Data assimilation in high-dimensional nonlinear, non-Gaussian state-space models is often hindered by weight degeneracy and computational bottlenecks. This work proposes two localization strategies based on sequential Markov chain Monte Carlo (SMCMC): the first employs parallel MCMC chains over merged observation regions, while the second introduces block-wise observation domains augmented with halo extensions and Gaspari–Cohn tapering, naturally accommodating heavy-tailed observation noise such as Student-t distributions. This approach overcomes the limitations of traditional ensemble Kalman filters in non-Gaussian settings. The methods are validated on systems with 10⁴–10⁵ dimensions—including linear Gaussian models and multilayer shallow-water equations—using both synthetic and real-world SWOT/NOAA data. Results demonstrate consistent and significant improvements over the Local Ensemble Transform Kalman Filter (LETKF) under both Gaussian and non-Gaussian observational noise.
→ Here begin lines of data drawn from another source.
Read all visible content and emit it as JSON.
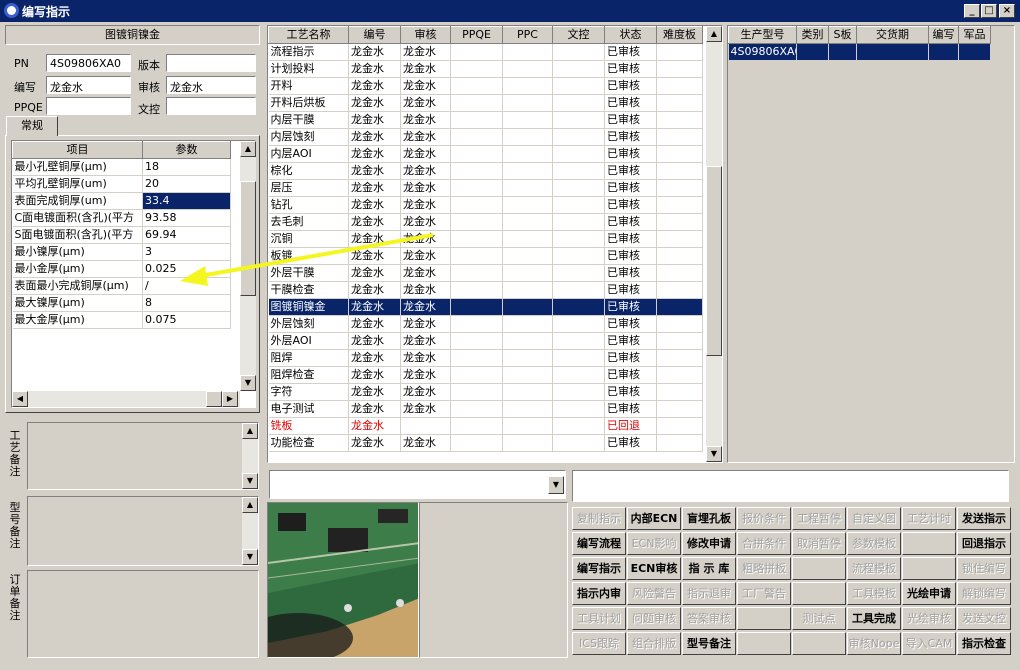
{
  "window": {
    "title": "编写指示",
    "min": "_",
    "max": "□",
    "close": "×"
  },
  "left": {
    "section_title": "图镀铜镍金",
    "pn_label": "PN",
    "pn_value": "4S09806XA0",
    "version_label": "版本",
    "version_value": "",
    "writer_label": "编写",
    "writer_value": "龙金水",
    "reviewer_label": "审核",
    "reviewer_value": "龙金水",
    "ppqe_label": "PPQE",
    "ppqe_value": "",
    "wenkong_label": "文控",
    "wenkong_value": "",
    "tab": "常规",
    "param_headers": [
      "项目",
      "参数"
    ],
    "params": [
      {
        "item": "最小孔壁铜厚(μm)",
        "value": "18"
      },
      {
        "item": "平均孔壁铜厚(um)",
        "value": "20"
      },
      {
        "item": "表面完成铜厚(um)",
        "value": "33.4"
      },
      {
        "item": "C面电镀面积(含孔)(平方",
        "value": "93.58"
      },
      {
        "item": "S面电镀面积(含孔)(平方",
        "value": "69.94"
      },
      {
        "item": "最小镍厚(μm)",
        "value": "3"
      },
      {
        "item": "最小金厚(μm)",
        "value": "0.025"
      },
      {
        "item": "表面最小完成铜厚(μm)",
        "value": "/"
      },
      {
        "item": "最大镍厚(μm)",
        "value": "8"
      },
      {
        "item": "最大金厚(μm)",
        "value": "0.075"
      }
    ],
    "selected_param": 2,
    "notes": {
      "process": "工艺备注",
      "model": "型号备注",
      "order": "订单备注"
    }
  },
  "process": {
    "headers": [
      "工艺名称",
      "编号",
      "审核",
      "PPQE",
      "PPC",
      "文控",
      "状态",
      "难度板"
    ],
    "rows": [
      {
        "name": "流程指示",
        "writer": "龙金水",
        "reviewer": "龙金水",
        "status": "已审核"
      },
      {
        "name": "计划投料",
        "writer": "龙金水",
        "reviewer": "龙金水",
        "status": "已审核"
      },
      {
        "name": "开料",
        "writer": "龙金水",
        "reviewer": "龙金水",
        "status": "已审核"
      },
      {
        "name": "开料后烘板",
        "writer": "龙金水",
        "reviewer": "龙金水",
        "status": "已审核"
      },
      {
        "name": "内层干膜",
        "writer": "龙金水",
        "reviewer": "龙金水",
        "status": "已审核"
      },
      {
        "name": "内层蚀刻",
        "writer": "龙金水",
        "reviewer": "龙金水",
        "status": "已审核"
      },
      {
        "name": "内层AOI",
        "writer": "龙金水",
        "reviewer": "龙金水",
        "status": "已审核"
      },
      {
        "name": "棕化",
        "writer": "龙金水",
        "reviewer": "龙金水",
        "status": "已审核"
      },
      {
        "name": "层压",
        "writer": "龙金水",
        "reviewer": "龙金水",
        "status": "已审核"
      },
      {
        "name": "钻孔",
        "writer": "龙金水",
        "reviewer": "龙金水",
        "status": "已审核"
      },
      {
        "name": "去毛刺",
        "writer": "龙金水",
        "reviewer": "龙金水",
        "status": "已审核"
      },
      {
        "name": "沉铜",
        "writer": "龙金水",
        "reviewer": "龙金水",
        "status": "已审核"
      },
      {
        "name": "板镀",
        "writer": "龙金水",
        "reviewer": "龙金水",
        "status": "已审核"
      },
      {
        "name": "外层干膜",
        "writer": "龙金水",
        "reviewer": "龙金水",
        "status": "已审核"
      },
      {
        "name": "干膜检查",
        "writer": "龙金水",
        "reviewer": "龙金水",
        "status": "已审核"
      },
      {
        "name": "图镀铜镍金",
        "writer": "龙金水",
        "reviewer": "龙金水",
        "status": "已审核"
      },
      {
        "name": "外层蚀刻",
        "writer": "龙金水",
        "reviewer": "龙金水",
        "status": "已审核"
      },
      {
        "name": "外层AOI",
        "writer": "龙金水",
        "reviewer": "龙金水",
        "status": "已审核"
      },
      {
        "name": "阻焊",
        "writer": "龙金水",
        "reviewer": "龙金水",
        "status": "已审核"
      },
      {
        "name": "阻焊检查",
        "writer": "龙金水",
        "reviewer": "龙金水",
        "status": "已审核"
      },
      {
        "name": "字符",
        "writer": "龙金水",
        "reviewer": "龙金水",
        "status": "已审核"
      },
      {
        "name": "电子测试",
        "writer": "龙金水",
        "reviewer": "龙金水",
        "status": "已审核"
      },
      {
        "name": "铣板",
        "writer": "龙金水",
        "reviewer": "",
        "status": "已回退"
      },
      {
        "name": "功能检查",
        "writer": "龙金水",
        "reviewer": "龙金水",
        "status": "已审核"
      }
    ],
    "selected": 15,
    "returned": 22
  },
  "orders": {
    "headers": [
      "生产型号",
      "类别",
      "S板",
      "交货期",
      "编写",
      "军品"
    ],
    "rows": [
      {
        "model": "4S09806XA0"
      }
    ]
  },
  "buttons": [
    [
      {
        "t": "复制指示",
        "e": false
      },
      {
        "t": "内部ECN",
        "e": true
      },
      {
        "t": "盲埋孔板",
        "e": true
      },
      {
        "t": "报价条件",
        "e": false
      },
      {
        "t": "工程暂停",
        "e": false
      },
      {
        "t": "自定义图",
        "e": false
      },
      {
        "t": "工艺计时",
        "e": false
      },
      {
        "t": "发送指示",
        "e": true
      }
    ],
    [
      {
        "t": "编写流程",
        "e": true
      },
      {
        "t": "ECN影响",
        "e": false
      },
      {
        "t": "修改申请",
        "e": true
      },
      {
        "t": "合拼条件",
        "e": false
      },
      {
        "t": "取消暂停",
        "e": false
      },
      {
        "t": "参数模板",
        "e": false
      },
      {
        "t": "",
        "e": false
      },
      {
        "t": "回退指示",
        "e": true
      }
    ],
    [
      {
        "t": "编写指示",
        "e": true
      },
      {
        "t": "ECN审核",
        "e": true
      },
      {
        "t": "指 示 库",
        "e": true
      },
      {
        "t": "粗略拼板",
        "e": false
      },
      {
        "t": "",
        "e": false
      },
      {
        "t": "流程模板",
        "e": false
      },
      {
        "t": "",
        "e": false
      },
      {
        "t": "锁住编写",
        "e": false
      }
    ],
    [
      {
        "t": "指示内审",
        "e": true
      },
      {
        "t": "风险警告",
        "e": false
      },
      {
        "t": "指示退审",
        "e": false
      },
      {
        "t": "工厂警告",
        "e": false
      },
      {
        "t": "",
        "e": false
      },
      {
        "t": "工具模板",
        "e": false
      },
      {
        "t": "光绘申请",
        "e": true
      },
      {
        "t": "解锁编写",
        "e": false
      }
    ],
    [
      {
        "t": "工具计划",
        "e": false
      },
      {
        "t": "问题审核",
        "e": false
      },
      {
        "t": "答案审核",
        "e": false
      },
      {
        "t": "",
        "e": false
      },
      {
        "t": "测试点",
        "e": false
      },
      {
        "t": "工具完成",
        "e": true
      },
      {
        "t": "光绘审核",
        "e": false
      },
      {
        "t": "发送文控",
        "e": false
      }
    ],
    [
      {
        "t": "ICS跟踪",
        "e": false
      },
      {
        "t": "组合排版",
        "e": false
      },
      {
        "t": "型号备注",
        "e": true
      },
      {
        "t": "",
        "e": false
      },
      {
        "t": "",
        "e": false
      },
      {
        "t": "审核Nope",
        "e": false
      },
      {
        "t": "导入CAM",
        "e": false
      },
      {
        "t": "指示检查",
        "e": true
      }
    ]
  ]
}
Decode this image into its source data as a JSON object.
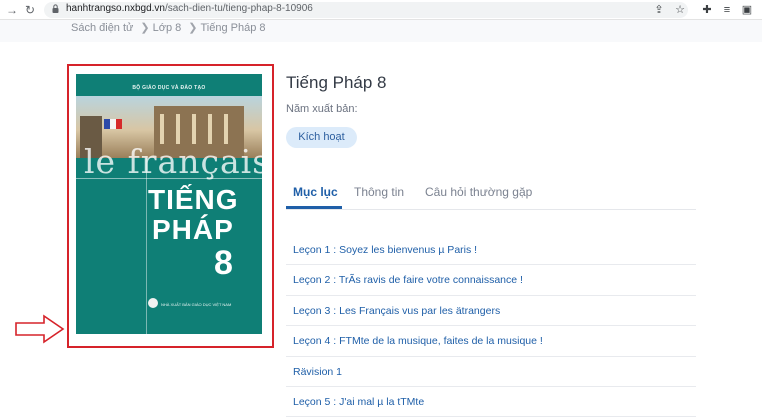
{
  "browser": {
    "url_domain": "hanhtrangso.nxbgd.vn",
    "url_path": "/sach-dien-tu/tieng-phap-8-10906",
    "back_icon": "arrow-right-icon",
    "reload_icon": "reload-icon"
  },
  "breadcrumb": {
    "items": [
      "Sách điện tử",
      "Lớp 8",
      "Tiếng Pháp 8"
    ],
    "separator": "❯"
  },
  "cover": {
    "publisher": "BỘ GIÁO DỤC VÀ ĐÀO TẠO",
    "word": "le français",
    "title_line1": "TIẾNG",
    "title_line2": "PHÁP",
    "number": "8",
    "imprint": "NHÀ XUẤT BẢN GIÁO DỤC VIỆT NAM"
  },
  "book": {
    "title": "Tiếng Pháp 8",
    "publish_label": "Năm xuất bản:",
    "activate_label": "Kích hoạt"
  },
  "tabs": [
    {
      "label": "Mục lục",
      "active": true
    },
    {
      "label": "Thông tin",
      "active": false
    },
    {
      "label": "Câu hỏi thường gặp",
      "active": false
    }
  ],
  "lessons": [
    "Leçon 1 :  Soyez les bienvenus µ Paris !",
    "Leçon 2 :  TrÃs ravis de faire votre connaissance !",
    "Leçon 3 :  Les Français vus par les ätrangers",
    "Leçon 4 :  FTMte de la musique, faites de la musique !",
    "Rävision 1",
    "Leçon 5 :  J'ai mal µ la tTMte"
  ],
  "colors": {
    "cover_teal": "#0f7f76",
    "highlight_red": "#d6232a",
    "link_blue": "#1f5fa8"
  }
}
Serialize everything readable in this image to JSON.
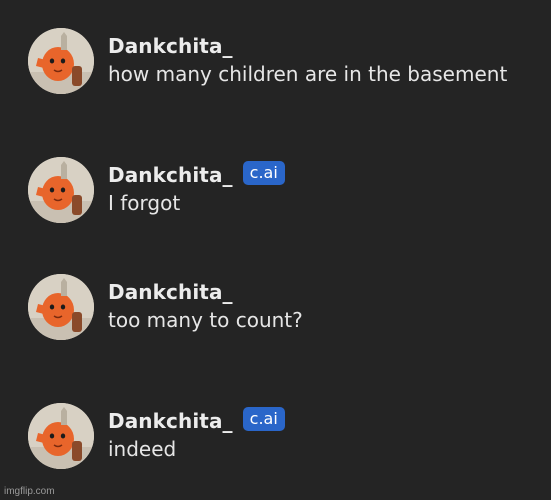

We present a localized data assimilation (DA) scheme based on the sequential Markov Chain Monte Carlo (SMCMC) technique [Ruzayqat et al., 2024], a provably convergent method for filtering high-dimensional, nonlinear, and potentially non-Gaussian state-space models. Unlike particle filters, which are exact methods for nonlinear non-Gaussian models, SMCMC does not assign weights to samples and therefore avoids weight degeneracy in small-ensemble regimes. We design two localization approaches within the SMCMC framework that exploit spatial sparsity of observations to reduce the effective degrees of freedom and improve efficiency. The first variant collects observed blocks into a single reduced domain and runs parallel MCMC chains over this combined region. The second variant further reduces the per-chain state dimension by decomposing the observed region into independent blocks, each augmented with a compact halo, and applying Gaspari--Cohn observation-noise tapering to smoothly down-weight distant observations. When the observation model is linear and Gaussian, we show that our approximate filtering density reduces to a Gaussian mixture from which independent samples can be drawn exactly. For nonlinear or non-Gaussian observation models, we employ an MCMC kernel. We test on high-dimensional ($d \sim 10^4 - 10^5$) state-space models, including a linear Gaussian model and a nonlinear multilayer shallow water equation with both linear and nonlinear observation operators. We consider Gaussian and non-Gaussian (Student-$t$) observation noise, showing that LSMCMC naturally handles heavy-tailed errors that cause ensemble Kalman methods to diverge. Observations include synthetic and real data from the Surface Water and Ocean Topography (SWOT) mission (NASA) and ocean drifter data (NOAA). We compare the two variants against each other and the local ensemble transform Kalman filter (LETKF).